Bilgen, “Sivil ve demokratik bir anayasa yapma iddiası ancak ortamı tartışmanın özgür olduğu, yasakların olmadığı bir ortamda yapılır. Bu işin samimiyet ve tutarlılık göstergesidir. Dolayısıyla biz bugünkü ortamdan bir baskı ile bir fiili durumu yasal statüye kavuşturma arayışını yeni anayasa tartışması olarak göremeyiz bile.
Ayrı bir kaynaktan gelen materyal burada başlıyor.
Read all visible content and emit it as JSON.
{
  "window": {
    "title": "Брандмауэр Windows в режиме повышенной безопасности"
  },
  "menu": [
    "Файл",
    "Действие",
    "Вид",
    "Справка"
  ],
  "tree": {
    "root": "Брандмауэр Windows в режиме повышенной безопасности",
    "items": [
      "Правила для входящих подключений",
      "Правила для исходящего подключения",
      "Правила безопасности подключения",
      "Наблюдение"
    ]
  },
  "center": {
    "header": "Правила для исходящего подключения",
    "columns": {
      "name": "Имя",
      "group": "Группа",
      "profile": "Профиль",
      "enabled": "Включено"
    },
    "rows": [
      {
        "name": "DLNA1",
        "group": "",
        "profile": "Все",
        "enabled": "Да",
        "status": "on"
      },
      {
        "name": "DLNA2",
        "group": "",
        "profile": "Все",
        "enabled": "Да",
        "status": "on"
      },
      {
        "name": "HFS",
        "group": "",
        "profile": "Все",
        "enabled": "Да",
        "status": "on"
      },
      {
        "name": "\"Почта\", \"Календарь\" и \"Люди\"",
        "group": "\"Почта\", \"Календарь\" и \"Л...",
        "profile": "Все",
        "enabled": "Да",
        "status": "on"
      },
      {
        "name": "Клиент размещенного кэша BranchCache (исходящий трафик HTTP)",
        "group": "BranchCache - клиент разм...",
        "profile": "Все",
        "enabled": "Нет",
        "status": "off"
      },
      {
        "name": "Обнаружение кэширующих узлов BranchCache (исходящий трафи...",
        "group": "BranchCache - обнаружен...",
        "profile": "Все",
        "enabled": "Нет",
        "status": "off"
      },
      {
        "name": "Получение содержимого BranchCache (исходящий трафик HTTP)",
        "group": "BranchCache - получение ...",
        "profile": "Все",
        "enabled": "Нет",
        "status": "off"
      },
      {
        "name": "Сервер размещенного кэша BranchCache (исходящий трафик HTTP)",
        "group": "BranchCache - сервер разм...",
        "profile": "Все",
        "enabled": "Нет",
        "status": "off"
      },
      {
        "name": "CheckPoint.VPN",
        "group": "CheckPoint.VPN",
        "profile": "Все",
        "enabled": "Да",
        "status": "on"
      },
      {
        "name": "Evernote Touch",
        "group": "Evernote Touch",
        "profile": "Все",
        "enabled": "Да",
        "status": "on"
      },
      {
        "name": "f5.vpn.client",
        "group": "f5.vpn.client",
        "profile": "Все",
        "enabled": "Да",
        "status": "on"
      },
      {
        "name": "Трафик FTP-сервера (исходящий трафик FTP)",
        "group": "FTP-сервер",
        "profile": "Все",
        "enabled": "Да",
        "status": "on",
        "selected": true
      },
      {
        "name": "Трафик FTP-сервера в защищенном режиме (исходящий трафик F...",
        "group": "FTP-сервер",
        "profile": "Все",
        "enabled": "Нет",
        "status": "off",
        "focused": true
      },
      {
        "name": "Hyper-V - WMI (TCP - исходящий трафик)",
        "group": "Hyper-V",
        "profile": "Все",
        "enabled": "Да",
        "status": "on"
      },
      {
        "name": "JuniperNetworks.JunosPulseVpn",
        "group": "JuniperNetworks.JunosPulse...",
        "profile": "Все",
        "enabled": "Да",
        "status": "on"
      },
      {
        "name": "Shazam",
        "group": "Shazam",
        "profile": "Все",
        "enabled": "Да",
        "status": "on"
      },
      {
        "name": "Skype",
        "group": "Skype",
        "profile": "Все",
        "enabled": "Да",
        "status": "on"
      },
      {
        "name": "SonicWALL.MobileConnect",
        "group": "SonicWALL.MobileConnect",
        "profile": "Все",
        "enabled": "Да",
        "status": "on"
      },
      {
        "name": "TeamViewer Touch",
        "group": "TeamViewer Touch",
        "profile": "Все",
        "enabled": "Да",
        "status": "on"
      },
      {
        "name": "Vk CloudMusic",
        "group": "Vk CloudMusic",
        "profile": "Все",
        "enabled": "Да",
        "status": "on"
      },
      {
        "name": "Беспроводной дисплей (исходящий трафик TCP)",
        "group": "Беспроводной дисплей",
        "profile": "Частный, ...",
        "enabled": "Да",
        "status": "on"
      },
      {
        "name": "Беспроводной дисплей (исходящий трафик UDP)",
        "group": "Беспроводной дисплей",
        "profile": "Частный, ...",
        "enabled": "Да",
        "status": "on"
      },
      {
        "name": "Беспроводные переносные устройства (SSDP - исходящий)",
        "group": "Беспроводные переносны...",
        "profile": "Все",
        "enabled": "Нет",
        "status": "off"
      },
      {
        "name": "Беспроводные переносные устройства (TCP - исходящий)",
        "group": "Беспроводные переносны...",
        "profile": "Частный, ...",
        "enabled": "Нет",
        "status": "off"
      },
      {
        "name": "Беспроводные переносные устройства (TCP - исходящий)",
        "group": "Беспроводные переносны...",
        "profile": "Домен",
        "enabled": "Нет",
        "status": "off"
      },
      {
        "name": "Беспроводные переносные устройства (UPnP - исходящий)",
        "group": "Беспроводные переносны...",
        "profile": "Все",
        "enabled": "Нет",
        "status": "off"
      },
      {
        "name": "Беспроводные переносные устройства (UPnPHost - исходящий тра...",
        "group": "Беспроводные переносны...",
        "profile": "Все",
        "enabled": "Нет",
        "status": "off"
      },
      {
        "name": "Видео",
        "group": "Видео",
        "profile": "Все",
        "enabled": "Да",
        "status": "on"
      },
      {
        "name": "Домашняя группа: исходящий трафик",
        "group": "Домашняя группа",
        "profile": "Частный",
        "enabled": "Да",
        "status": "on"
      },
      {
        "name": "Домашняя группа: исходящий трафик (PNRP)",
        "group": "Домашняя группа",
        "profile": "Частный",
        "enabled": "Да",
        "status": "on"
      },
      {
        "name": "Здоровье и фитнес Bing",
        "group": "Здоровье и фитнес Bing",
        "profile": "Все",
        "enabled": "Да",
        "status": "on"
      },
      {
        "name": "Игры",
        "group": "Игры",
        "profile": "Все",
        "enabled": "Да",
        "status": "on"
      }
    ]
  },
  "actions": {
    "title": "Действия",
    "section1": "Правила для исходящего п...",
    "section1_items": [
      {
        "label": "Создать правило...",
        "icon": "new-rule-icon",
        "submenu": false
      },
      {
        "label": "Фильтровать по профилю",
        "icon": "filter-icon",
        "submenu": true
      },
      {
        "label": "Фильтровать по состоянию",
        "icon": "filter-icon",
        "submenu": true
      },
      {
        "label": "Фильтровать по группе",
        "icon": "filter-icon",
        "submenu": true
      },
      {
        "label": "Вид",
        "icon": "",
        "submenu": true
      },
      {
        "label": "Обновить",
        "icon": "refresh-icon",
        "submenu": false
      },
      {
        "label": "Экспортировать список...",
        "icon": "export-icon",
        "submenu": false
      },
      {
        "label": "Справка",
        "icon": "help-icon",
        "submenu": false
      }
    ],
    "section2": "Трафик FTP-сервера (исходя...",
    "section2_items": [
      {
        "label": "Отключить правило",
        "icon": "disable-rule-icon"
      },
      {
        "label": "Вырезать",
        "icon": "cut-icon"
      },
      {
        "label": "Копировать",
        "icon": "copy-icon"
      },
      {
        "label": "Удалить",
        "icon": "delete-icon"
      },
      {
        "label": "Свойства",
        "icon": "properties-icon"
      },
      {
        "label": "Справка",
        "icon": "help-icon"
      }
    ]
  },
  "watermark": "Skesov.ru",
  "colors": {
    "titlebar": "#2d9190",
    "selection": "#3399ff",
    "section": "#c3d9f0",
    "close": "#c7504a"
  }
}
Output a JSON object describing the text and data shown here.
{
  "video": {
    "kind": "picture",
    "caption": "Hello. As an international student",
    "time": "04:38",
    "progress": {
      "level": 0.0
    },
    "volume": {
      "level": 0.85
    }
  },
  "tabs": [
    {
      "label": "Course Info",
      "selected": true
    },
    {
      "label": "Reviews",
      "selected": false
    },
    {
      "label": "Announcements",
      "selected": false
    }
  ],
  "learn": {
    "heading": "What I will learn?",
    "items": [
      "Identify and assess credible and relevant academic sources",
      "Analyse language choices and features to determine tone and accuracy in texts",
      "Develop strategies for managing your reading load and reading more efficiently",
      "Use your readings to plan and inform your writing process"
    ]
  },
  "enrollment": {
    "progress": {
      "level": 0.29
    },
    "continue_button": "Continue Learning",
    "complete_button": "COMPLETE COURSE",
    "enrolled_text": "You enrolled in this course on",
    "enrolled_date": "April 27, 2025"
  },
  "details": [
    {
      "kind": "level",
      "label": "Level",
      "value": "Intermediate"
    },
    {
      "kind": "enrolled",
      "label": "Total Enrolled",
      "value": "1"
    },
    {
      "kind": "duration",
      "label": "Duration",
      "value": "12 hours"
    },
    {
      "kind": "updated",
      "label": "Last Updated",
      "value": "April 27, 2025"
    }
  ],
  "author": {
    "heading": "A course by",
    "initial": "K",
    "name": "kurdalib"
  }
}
Bunu bu statüde ele almak dahi mümkün değil” diyerek, mevcut tartışmaların anayasa yapımı olmadığına dikkat çekti.

YAPILAN BAŞKANLIĞIN RESMİ İLANIDIR

AK Parti’nin sürekli manevra yaptığını söyleyen Bilgen, bunun iki temel husus üzerinden seyrettiğini belirterek, şöyle konuştu: “Birincisi yüzde 51’i bulma ile kaygı. İkincisi de parlamento içerisinde referanduma götürebilme yeterliliği olan 330’u bulma ile ilgili kaygı. 330 ile ilgili olanı MHP ile çözüyor gibi gözüküyor. Başkanlık ile ilgili planların da içerisine konulacağı değişikliği tartışıyorlar. Bunun yolu teknik olarak bir kere anayasa komisyonuna gelmesi gerekiyor. Buraya gelen bir metin olmadan bir tartışma yapmak doğru değil. AKP bu metni saklıyor. 3 yıl önce kamuoyuna sundukları metnin arkasında durulamayacağı çok netti. Sundukları kararname yetkisi olan, yargı ile ilgili tüm atamaları yapan bir başkan. Bunun adı başkanlık olan bir diktatörlüğün ilanıdır, resmi tescilidir. AKP kendi içerisinde böyle bir metin arkasında durup, bunu getirirse bu başka bir şeyi ifade edecektir. Türkiye’deki rejimle ilgili teknik prosedürü tamamlama tartışmasının ötesinde bir meşrutiyet tartışması başlayacaktır. 330’u geçirebilir ama bu Türkiye’nin bir demokrasi hukuk devleti gibi bir takım kavramların artık ne anlam taşıdığını başka türlü tartıştırır.”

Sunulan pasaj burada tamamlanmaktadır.